Nearly 1,200 words in, and I still find myself circling what really makes Gomorrah tick. This is the kind of movie you just have to climb in and roll with it. I admit, it's actually easier to comprehend, and thus more rewarding, on a second viewing, because there are so many characters and different elements to keep track of, the first time through, I was just getting acclimated. There were whole segments I forgot about from one watching to another, it was practically a new movie for me anyway.
Special kudos go to Neil Kellerhouse for his exceptional and evocative package design for this release. The images he chooses--and partially creates--reflect the depth of the story in both terms of narrative complexity and literal spatial connections. The cover of the interior booklet shows an aerial shot of Don Ciro walking amongst the bodies of the slain, looking past walls and ceilings and creating an illusion of higher and lower, as if he is separated from them even though he is right there in middle.
More striking is the cover of the actual box. The other Ciro, the young thug, is shown in his bathing suit and tennis shoes, brandishing a pistol, and walking over the city like a malevolent god. In thumbnail form, the way I kept seeing it online, it just looks like a still from when he and Marco are having target practice at the river. It's only when you really look at it and see it at regular size that the full picture becomes clear.

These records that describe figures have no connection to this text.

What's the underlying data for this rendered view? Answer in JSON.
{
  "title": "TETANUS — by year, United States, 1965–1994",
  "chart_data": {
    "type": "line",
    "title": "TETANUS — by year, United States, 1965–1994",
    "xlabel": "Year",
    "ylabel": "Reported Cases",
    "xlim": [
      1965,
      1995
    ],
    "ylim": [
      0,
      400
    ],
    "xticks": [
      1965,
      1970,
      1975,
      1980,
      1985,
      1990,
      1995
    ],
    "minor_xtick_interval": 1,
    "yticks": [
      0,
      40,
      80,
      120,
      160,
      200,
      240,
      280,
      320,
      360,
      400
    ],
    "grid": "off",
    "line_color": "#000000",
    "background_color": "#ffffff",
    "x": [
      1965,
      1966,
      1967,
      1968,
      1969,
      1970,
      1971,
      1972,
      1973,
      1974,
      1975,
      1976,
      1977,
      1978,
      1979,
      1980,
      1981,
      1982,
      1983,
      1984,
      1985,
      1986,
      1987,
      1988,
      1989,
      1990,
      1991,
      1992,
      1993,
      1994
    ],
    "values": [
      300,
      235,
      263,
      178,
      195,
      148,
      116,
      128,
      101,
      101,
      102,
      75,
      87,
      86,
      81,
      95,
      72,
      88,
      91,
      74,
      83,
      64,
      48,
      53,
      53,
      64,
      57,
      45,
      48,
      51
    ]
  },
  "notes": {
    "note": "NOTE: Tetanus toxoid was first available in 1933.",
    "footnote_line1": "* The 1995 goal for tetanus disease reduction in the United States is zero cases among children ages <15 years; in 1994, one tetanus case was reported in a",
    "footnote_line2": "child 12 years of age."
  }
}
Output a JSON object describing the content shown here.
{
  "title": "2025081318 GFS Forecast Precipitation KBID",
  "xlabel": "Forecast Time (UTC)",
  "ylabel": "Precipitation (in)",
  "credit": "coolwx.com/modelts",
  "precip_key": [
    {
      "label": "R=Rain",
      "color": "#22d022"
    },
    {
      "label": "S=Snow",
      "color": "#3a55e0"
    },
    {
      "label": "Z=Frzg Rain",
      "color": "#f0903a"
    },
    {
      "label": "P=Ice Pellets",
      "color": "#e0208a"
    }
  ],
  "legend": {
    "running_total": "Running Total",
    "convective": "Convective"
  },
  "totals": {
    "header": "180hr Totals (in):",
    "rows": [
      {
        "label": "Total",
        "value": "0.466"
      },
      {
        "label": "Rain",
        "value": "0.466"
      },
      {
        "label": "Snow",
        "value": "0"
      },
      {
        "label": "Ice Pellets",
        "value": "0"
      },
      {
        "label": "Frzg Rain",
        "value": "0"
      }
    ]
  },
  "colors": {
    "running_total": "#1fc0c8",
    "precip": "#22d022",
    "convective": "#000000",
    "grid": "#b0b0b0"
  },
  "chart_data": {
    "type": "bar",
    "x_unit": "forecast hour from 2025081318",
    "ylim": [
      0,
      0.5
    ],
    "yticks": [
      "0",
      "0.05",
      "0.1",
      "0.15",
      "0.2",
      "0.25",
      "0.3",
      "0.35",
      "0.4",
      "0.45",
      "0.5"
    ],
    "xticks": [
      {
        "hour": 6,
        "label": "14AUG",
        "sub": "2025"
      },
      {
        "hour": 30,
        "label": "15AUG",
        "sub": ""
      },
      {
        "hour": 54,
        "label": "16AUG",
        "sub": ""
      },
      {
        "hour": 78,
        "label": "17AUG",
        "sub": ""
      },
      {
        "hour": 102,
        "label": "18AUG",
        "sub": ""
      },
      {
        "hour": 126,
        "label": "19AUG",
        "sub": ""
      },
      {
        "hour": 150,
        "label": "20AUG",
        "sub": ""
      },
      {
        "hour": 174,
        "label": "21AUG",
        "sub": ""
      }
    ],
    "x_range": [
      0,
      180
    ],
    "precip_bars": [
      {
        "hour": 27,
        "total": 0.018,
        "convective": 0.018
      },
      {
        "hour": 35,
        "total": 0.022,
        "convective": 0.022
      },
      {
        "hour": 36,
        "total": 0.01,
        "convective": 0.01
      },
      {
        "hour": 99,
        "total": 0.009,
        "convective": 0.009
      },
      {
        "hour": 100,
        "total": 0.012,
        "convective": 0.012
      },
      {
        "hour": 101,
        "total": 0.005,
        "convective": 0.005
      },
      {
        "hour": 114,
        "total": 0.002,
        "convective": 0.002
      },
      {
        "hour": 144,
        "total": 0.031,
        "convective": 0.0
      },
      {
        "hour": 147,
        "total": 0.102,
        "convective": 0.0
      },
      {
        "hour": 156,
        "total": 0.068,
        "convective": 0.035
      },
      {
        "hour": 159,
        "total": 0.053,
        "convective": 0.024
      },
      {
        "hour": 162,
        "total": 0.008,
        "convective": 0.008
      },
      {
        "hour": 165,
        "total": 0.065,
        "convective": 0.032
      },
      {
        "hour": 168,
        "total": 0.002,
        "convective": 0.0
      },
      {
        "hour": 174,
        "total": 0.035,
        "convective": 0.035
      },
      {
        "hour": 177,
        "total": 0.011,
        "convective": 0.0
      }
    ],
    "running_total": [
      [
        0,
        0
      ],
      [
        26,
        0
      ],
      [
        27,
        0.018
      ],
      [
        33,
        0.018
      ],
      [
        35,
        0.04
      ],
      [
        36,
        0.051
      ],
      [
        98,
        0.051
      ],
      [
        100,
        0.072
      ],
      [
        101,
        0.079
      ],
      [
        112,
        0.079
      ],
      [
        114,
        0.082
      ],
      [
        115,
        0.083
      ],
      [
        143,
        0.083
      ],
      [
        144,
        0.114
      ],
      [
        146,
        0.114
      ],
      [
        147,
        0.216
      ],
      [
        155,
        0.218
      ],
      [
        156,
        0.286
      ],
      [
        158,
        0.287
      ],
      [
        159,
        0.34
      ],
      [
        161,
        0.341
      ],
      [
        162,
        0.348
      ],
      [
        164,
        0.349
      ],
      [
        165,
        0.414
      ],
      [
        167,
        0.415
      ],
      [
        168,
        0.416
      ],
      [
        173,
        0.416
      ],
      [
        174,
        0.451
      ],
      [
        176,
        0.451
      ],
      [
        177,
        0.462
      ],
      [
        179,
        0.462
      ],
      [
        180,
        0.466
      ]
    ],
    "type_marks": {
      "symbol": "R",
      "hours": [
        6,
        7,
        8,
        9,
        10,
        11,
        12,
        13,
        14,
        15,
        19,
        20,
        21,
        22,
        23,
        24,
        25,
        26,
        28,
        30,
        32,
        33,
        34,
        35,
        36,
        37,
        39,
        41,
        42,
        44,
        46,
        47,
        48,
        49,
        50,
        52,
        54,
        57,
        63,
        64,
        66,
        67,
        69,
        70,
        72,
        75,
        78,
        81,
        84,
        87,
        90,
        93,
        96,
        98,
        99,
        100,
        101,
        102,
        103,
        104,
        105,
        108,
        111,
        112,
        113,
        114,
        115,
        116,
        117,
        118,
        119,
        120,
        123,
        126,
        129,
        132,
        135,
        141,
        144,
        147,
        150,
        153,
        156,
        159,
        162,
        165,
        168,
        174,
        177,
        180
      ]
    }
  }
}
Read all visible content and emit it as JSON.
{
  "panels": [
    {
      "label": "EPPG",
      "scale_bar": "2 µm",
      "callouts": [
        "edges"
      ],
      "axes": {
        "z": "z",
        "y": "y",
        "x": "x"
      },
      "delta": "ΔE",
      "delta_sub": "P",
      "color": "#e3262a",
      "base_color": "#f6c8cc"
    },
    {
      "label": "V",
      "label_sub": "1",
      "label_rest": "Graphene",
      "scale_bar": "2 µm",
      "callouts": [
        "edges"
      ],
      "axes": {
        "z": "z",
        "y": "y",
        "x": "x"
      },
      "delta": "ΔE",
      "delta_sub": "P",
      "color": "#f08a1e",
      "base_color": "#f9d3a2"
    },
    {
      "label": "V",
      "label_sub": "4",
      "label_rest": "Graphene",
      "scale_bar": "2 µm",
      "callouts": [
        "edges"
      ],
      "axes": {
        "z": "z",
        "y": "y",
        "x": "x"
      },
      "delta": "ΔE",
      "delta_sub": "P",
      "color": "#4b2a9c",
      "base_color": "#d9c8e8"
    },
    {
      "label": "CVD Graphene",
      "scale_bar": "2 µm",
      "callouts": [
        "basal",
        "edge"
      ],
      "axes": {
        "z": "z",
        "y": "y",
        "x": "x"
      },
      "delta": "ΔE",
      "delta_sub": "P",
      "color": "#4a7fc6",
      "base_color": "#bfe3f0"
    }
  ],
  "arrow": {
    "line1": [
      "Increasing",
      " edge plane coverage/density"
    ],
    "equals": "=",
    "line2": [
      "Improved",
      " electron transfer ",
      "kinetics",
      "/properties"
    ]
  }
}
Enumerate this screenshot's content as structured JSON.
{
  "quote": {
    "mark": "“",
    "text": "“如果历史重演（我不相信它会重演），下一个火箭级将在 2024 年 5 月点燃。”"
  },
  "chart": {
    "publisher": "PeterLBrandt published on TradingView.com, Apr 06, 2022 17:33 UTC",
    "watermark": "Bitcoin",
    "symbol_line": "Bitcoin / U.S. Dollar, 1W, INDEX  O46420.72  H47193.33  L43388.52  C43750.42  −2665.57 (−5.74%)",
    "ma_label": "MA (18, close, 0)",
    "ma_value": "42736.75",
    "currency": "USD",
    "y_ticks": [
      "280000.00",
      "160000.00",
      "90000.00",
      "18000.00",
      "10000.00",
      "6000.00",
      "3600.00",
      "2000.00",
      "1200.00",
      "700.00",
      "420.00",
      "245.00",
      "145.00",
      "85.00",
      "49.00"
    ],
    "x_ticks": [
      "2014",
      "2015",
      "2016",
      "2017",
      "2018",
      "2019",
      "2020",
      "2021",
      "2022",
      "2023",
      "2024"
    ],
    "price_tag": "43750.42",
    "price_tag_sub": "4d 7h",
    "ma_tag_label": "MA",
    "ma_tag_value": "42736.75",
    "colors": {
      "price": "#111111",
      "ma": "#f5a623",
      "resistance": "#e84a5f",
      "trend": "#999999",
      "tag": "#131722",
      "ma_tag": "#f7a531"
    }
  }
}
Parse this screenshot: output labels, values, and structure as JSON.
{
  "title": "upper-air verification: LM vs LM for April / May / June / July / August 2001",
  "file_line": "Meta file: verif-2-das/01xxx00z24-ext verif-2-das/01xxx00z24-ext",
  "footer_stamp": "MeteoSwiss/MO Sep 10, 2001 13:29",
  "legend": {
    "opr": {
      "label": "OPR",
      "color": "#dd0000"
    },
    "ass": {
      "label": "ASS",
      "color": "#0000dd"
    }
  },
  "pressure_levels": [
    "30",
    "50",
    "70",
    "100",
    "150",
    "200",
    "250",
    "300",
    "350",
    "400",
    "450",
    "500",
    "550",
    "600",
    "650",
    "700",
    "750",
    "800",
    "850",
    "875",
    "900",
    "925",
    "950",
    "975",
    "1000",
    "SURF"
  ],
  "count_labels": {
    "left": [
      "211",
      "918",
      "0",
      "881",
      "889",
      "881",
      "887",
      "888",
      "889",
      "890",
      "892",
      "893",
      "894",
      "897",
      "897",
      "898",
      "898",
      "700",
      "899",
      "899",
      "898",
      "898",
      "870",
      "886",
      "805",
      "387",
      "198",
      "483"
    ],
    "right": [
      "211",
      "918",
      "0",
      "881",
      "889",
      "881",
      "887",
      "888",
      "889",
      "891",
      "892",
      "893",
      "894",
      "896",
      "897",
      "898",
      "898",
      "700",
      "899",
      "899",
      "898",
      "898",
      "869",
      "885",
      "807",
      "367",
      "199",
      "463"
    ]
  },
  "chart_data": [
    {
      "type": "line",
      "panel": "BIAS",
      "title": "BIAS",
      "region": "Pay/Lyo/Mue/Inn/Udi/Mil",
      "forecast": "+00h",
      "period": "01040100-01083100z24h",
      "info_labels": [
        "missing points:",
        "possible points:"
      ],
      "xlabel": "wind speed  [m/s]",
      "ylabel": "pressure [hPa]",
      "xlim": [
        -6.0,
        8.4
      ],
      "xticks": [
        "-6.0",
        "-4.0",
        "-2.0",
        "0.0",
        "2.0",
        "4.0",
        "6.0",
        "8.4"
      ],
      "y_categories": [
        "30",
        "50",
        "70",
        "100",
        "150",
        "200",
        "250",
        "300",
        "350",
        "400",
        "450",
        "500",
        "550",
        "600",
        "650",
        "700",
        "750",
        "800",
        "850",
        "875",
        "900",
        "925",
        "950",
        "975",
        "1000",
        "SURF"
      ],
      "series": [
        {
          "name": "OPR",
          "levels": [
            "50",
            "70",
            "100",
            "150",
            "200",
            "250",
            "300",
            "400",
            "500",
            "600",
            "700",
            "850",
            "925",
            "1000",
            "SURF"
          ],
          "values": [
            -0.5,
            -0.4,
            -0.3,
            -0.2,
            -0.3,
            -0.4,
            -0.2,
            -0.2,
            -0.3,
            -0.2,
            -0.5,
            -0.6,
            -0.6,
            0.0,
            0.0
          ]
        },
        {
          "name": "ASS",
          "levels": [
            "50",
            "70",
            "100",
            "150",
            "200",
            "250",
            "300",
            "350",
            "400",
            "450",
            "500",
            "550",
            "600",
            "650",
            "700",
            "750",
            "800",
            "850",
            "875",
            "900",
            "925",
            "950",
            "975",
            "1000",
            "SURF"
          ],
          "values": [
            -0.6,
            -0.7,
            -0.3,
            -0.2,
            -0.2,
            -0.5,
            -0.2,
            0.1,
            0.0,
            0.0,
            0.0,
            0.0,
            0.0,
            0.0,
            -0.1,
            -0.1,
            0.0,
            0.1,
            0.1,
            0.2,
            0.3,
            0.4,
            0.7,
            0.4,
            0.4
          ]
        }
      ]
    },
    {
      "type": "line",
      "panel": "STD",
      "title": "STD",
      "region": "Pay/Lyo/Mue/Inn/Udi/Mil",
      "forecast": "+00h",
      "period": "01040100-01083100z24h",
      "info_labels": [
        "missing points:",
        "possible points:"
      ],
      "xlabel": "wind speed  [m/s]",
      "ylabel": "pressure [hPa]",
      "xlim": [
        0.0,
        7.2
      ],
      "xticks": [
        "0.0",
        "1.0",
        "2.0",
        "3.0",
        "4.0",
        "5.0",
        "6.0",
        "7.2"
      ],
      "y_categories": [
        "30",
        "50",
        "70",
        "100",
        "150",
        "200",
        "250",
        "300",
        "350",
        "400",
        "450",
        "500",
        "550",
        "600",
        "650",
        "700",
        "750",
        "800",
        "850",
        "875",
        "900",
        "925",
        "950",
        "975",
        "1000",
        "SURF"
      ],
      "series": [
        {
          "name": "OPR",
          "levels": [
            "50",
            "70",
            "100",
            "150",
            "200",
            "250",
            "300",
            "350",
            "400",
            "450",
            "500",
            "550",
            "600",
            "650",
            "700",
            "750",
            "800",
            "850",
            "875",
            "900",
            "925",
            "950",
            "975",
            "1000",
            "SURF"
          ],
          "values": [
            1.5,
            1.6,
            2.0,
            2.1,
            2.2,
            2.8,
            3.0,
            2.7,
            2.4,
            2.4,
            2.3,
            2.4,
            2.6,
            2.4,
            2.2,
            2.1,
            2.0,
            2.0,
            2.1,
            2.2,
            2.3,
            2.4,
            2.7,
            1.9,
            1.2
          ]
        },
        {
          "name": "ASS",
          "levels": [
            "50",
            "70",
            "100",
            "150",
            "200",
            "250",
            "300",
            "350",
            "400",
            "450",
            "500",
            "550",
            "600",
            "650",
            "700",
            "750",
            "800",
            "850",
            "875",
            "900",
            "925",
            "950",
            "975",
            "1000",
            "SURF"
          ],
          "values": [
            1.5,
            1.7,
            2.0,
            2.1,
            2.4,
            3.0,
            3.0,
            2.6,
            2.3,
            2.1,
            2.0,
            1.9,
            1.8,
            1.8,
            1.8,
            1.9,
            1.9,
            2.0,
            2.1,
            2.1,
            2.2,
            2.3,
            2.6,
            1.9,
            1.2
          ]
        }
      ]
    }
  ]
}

The whole DVD experience for Gomorrah is enhanced to peel back the various layers and show the schematic of the narrative. A second disc is devoted to the behind-the-scenes on the movie, including new interviews with Matteo Garrone and Roberto Saviano, as well as an hour-long look at the making of the film and the five stories that form its whole. Given the way the movie already blends fact and fiction and blurs the lines between, it's all the more fascinating to obliterate the illusion altogether. Moviemaking is its own bizarre version of reality, a kind of separate fiction where real life is surreal anyway, so in a case like Gomorrah peeking behind the curtain locks everything together like fingers on two corresponding hands.
This disc was provided by the Criterion Collection for purposes of review. It will be in stores on November 24.